I wear a lot of black because I look good in black, being so fair, but I think deep down it's because black is slimming.

I'm not ever going to be that woman who walks down the street that guys check out or whistle at or think is "sexy".

I know I'm never going to have the figure of Adriana Lima or Jennifer Lawrence. I don't have the facial symmetry that makes a model a model.

I'm not entirely okay with the way I look. I wish I was skinny, I wish I had thicker hair, I wish I was taller, but I'm not. I can't fix short. Working on the other stuff is the best I can do, so long as I'm working towards realistic expectations. Healthy does not equate skinny.

America's new best friend likes to eat. She doesn't care what the media thinks about her, or that she may be considered "a fat actress". It's more important to her to leave the dog and pony show in the arena and be a strong, confident woman who will gladly admit that when she's not working, she hangs out at home, on the couch, with Ben & Jerry. She'd rather be candid and real than airbrushed and fake.

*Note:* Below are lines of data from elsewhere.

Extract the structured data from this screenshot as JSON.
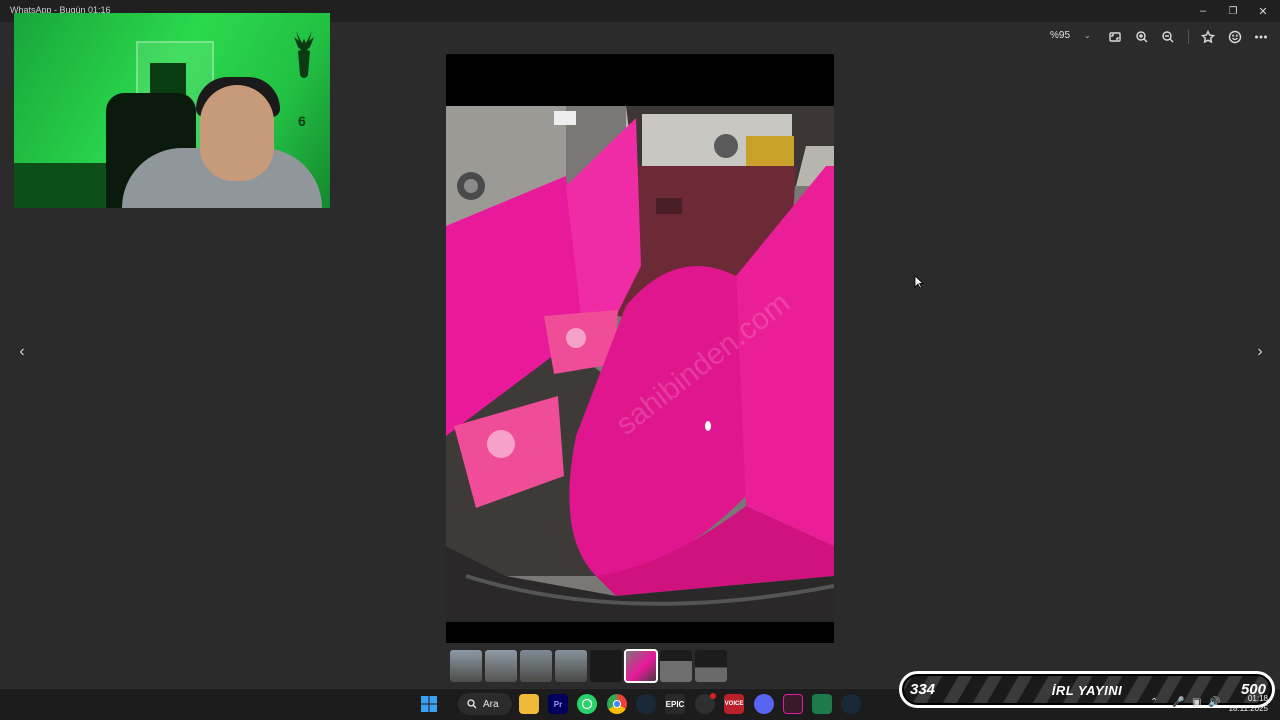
{
  "window": {
    "title": "WhatsApp - Bugün 01:16"
  },
  "toolbar": {
    "zoom_level": "%95",
    "icons": [
      "fit-screen-icon",
      "zoom-in-icon",
      "zoom-out-icon",
      "star-icon",
      "smiley-icon",
      "more-icon"
    ]
  },
  "navigation": {
    "prev": "‹",
    "next": "›"
  },
  "filmstrip": {
    "count": 8,
    "selected_index": 5
  },
  "taskbar": {
    "search_label": "Ara",
    "apps": [
      "windows-start",
      "search",
      "file-explorer",
      "premiere-pro",
      "whatsapp",
      "chrome",
      "steam",
      "epic-games",
      "obs",
      "voicemeeter",
      "discord",
      "app-pink",
      "app-green",
      "steam-2"
    ],
    "epic_label": "EPIC",
    "premiere_label": "Pr",
    "voicemeeter_label": "VOICE"
  },
  "overlay": {
    "left_count": "334",
    "label": "İRL YAYINI",
    "right_count": "500"
  },
  "clock": {
    "time": "01:18",
    "date": "18.11.2025"
  },
  "colors": {
    "background": "#2b2b2b",
    "titlebar": "#202020",
    "taskbar": "#1c1c1c",
    "accent_pink": "#e8199a",
    "webcam_green": "#2bd94d"
  }
}
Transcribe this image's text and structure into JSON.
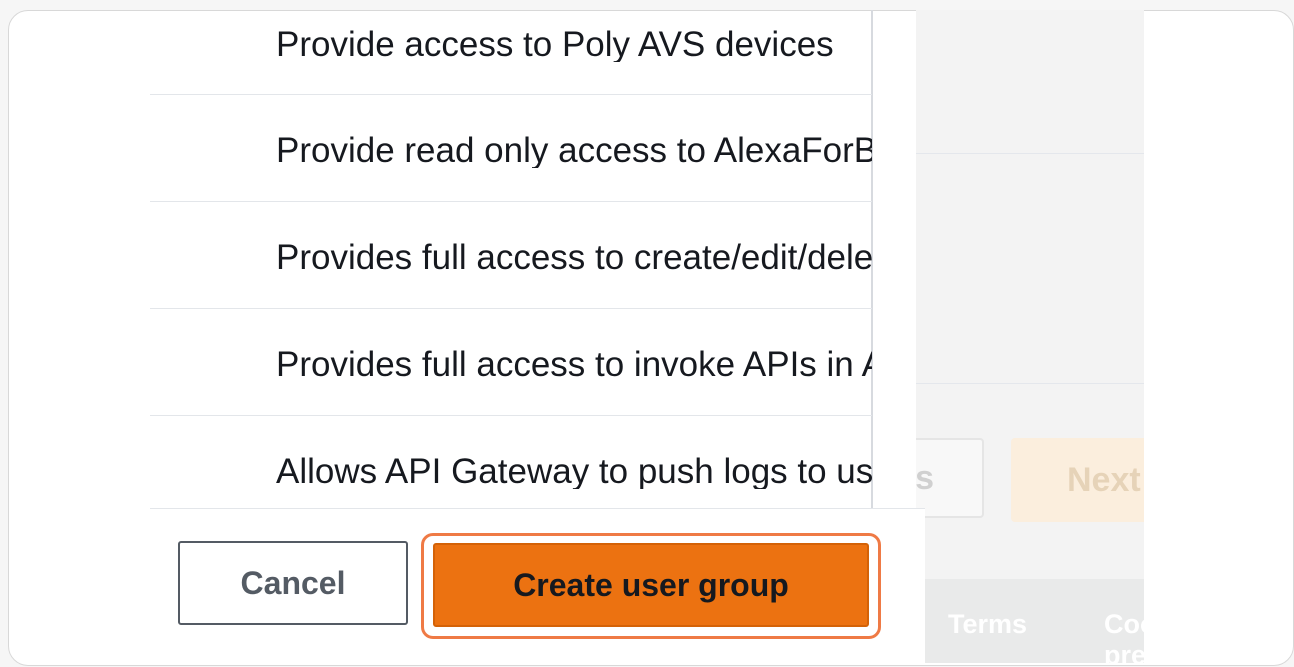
{
  "policies": [
    {
      "description": "Provide access to Poly AVS devices"
    },
    {
      "description": "Provide read only access to AlexaForBusiness"
    },
    {
      "description": "Provides full access to create/edit/delete"
    },
    {
      "description": "Provides full access to invoke APIs in Amazon API Gateway."
    },
    {
      "description": "Allows API Gateway to push logs to user's account."
    }
  ],
  "modal_footer": {
    "cancel_label": "Cancel",
    "create_label": "Create user group"
  },
  "background_page": {
    "previous_label": "Previous",
    "next_label": "Next",
    "footer_links": [
      "Terms",
      "Cookie preferences"
    ]
  },
  "colors": {
    "primary_button": "#ec7211",
    "highlight_outline": "#ef7a45",
    "cancel_border": "#545b64"
  }
}
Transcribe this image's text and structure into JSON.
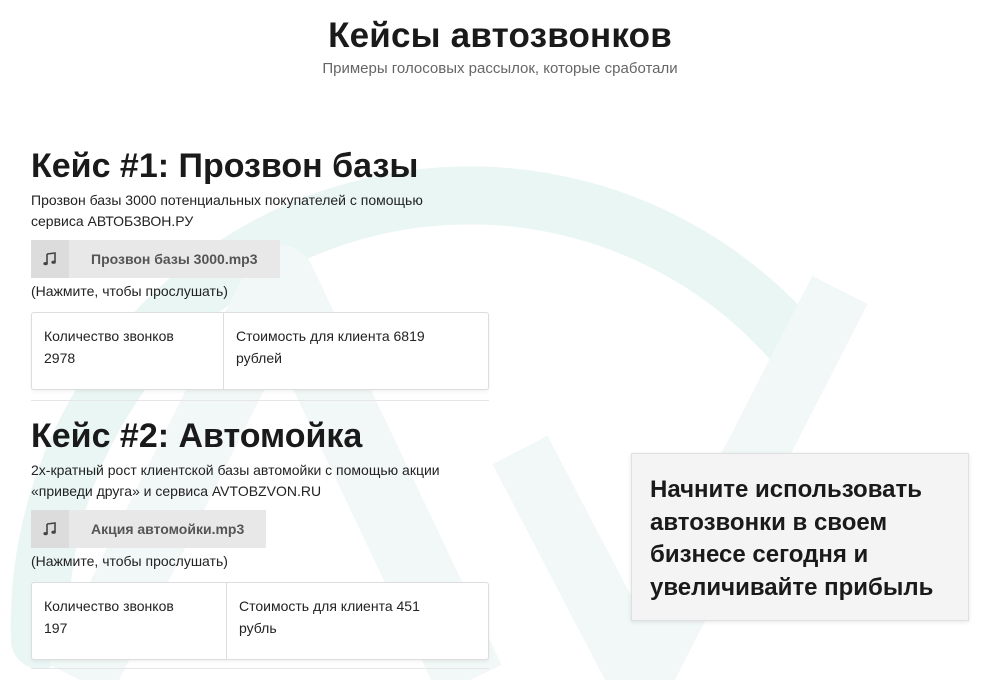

Jennifer Lawrence is someone with a message of a positive body image who can inspire women to do more than just hit the gym and eat carrots for the rest of their lives because they don't look like that in a million-dollar bra and matching panties.

That is a message that should be heard and heeded from a woman who is a role model for women of all ages.

Hardly anyone looks amazing in a million-dollar bra anyway. Isn't the point of a million-dollar bra to notice the bra and not the wearer?

Post Script: Truth Time was not meant for pity or compliments. I need neither. It seemed on par to be candid in this post. If you have a compliment, go look in the mirror and give it to yourself. You've earned it.